The U.S. Chemical Safety Board (CSB) has concluded that a 2015 explosion at a Torrance, California, refinery which at the time was then owned by Exxon Mobil Corp could have been prevented. CSB Chair Vanessa Allen Sutherland said in a statement:
This explosion and near miss should not have happened. The CSB’s report concludes the unit was operating without proper procedures.
The CSB found that weaknesses in the Torrance refinery’s safety program led to the blast. The blast blew a large piece of debris 80 feet (24.38 m) to nearby alkylation unit settler tanks containing toxic hydrofluoric acid, which the board called a “near-miss event.”
Four workers suffered minor injuries and part of the refinery underwent a lengthy shutdown, contributing to an increase in the state’s gasoline prices. The Torrance refinery supplies 20 percent of the gasoline in Southern California and 10 percent statewide. The CSB board found that the explosion occurred when volatile hydrocarbons flowed backward through an idled gasoline-producing fluidic catalytic cracking unit (FCCU) to a pollution control device called an electrostatic precipitator (ESP). The generation of sparks by the ESP ignited the hydrocarbons setting off the explosion. The board, which has no regulatory authority and does not assess fines, found that the FCCU was operating without pre-established limits for a shutdown. The agency also said Exxon relied on safeguards that it could not be sure were working and that a critical safeguard failed.

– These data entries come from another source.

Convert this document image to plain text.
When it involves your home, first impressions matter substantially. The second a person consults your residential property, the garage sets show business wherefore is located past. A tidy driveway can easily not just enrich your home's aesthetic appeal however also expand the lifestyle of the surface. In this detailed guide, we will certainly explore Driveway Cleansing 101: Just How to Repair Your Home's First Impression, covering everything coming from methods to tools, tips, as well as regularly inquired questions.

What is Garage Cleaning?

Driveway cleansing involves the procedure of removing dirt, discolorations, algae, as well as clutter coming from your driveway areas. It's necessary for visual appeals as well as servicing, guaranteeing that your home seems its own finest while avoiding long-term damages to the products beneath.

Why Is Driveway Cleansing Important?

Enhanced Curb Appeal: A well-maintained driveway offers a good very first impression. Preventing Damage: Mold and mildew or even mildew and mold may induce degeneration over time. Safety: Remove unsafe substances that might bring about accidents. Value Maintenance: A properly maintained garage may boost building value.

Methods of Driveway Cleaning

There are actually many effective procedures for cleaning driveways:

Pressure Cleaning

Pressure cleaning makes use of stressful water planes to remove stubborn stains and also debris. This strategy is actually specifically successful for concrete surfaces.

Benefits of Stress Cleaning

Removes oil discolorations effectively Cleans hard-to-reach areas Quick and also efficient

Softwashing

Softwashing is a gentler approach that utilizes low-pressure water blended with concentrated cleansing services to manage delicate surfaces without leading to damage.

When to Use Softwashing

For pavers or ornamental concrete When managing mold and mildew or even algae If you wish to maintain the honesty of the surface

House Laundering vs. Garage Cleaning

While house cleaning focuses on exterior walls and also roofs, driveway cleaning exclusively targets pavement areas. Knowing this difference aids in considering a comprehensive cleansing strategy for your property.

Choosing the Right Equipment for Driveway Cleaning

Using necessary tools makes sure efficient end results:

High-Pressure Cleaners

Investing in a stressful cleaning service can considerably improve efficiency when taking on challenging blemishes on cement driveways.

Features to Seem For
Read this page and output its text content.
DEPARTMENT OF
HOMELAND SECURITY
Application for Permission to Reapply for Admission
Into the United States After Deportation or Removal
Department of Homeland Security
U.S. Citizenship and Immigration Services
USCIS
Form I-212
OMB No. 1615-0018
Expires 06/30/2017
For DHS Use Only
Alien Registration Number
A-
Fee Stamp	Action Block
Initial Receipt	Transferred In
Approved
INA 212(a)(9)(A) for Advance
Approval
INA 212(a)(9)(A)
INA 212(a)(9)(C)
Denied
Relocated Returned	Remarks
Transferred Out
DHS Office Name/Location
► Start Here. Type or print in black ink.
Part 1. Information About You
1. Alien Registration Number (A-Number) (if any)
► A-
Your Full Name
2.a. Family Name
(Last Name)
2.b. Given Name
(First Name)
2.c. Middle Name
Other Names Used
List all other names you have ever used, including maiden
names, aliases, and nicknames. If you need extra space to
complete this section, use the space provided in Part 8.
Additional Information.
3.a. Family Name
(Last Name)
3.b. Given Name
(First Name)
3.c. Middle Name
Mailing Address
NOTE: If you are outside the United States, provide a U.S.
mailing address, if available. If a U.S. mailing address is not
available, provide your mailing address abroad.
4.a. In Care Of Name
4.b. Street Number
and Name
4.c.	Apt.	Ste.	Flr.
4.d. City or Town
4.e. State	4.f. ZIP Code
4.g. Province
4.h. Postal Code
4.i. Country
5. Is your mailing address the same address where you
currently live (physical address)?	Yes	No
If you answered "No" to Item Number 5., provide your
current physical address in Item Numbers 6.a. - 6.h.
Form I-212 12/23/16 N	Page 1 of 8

Residents near the refinery want local and state officials to ban the use of hydrofluoric acid in making octane-boosting gasoline additives. Hydrofluoric acid is a highly toxic chemical that can kill or seriously injure at a concentration of 30 parts per million. As a gas it forms a ground-hugging cloud. The board said it has asked a federal court to enforce subpoenas requiring Exxon to provide information about safeguards to prevent or mitigate a release of hydrofluoric acid.
PBF Energy Inc. (PBF), which acquired the refinery last year, according to spokesman Michael Karlovich “has already implemented a number of measures that address the CSB’s recommendations.” He said in a statement: “We plan to complete two studies later this year that will address the remaining recommendations.”
The CSB determines root causes of chemical plant accidents and provides recommendations to companies, industry organizations and regulatory agencies. Exxon should be held accountable for its wrongdoing. It appears that other state and federal agencies will have to do that. Hopefully, somebody will!